Erik de Maaker is Associate Professor and Director of Graduate Studies at the Institute of Cultural Anthropology and Development Sociology of Leiden University. He studied at the University of Amsterdam, the Netherlands, where he obtained his first degree in Cultural Anthropology in 1993. He obtained his PhD degree from the University of Leiden in 2006, on a thesis entitled “Negotiating Life: Garo Death Rituals and the Transformation of Society”.
In my research I have specialized on South Asia, notably on the upland communities of its eastern borderlands. I am working on the transformation of notions of relatedness and belonging. Methodologically, the material and performative dimensions of culture are central to my research. This includes the redefinition and re-appreciation of ‘traditional’ cultural ideas and practices (‘heritage’), and their growing importance in terms of ethnicity, indigeneity and nationalism.
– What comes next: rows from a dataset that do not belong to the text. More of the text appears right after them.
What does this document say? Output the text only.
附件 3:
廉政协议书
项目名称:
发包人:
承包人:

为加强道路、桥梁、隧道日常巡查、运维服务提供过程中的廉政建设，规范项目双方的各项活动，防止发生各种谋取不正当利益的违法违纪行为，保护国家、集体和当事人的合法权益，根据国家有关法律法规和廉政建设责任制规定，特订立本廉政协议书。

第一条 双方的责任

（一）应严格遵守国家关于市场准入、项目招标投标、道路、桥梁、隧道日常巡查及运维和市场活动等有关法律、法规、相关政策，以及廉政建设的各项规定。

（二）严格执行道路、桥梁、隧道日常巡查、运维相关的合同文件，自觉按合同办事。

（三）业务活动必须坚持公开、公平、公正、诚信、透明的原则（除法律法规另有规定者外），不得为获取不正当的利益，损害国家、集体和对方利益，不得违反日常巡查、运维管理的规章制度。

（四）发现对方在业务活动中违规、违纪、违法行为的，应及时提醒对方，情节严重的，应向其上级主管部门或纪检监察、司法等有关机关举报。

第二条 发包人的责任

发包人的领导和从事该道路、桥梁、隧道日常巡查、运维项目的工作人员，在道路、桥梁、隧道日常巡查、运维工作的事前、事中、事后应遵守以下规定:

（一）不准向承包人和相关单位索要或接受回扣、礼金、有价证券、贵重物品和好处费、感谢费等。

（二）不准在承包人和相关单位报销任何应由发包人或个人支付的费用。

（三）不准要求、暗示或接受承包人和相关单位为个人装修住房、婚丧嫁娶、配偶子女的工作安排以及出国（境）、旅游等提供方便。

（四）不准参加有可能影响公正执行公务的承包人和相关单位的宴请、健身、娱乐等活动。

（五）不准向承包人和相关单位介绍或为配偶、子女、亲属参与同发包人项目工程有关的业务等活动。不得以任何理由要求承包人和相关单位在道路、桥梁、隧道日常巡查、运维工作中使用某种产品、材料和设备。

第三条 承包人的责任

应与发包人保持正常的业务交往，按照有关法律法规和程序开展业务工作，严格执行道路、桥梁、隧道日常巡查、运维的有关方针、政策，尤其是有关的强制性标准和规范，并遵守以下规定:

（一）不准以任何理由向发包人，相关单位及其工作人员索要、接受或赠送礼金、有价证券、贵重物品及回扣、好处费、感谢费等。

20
More recently, my research has extended to people’s understanding of land, and the environment, and how access and use is contested between distinct claim holders such as local communities and the state. Research in the peripheries of post-colonial states has raised my interest in the growing importance of Asia’s borders, and I am one of the founders of the Asian Borderlands Research Network. I am also a Visual Anthropologist, in which capacity I use audiovisual means to strengthen the observational dimensions of qualitative research.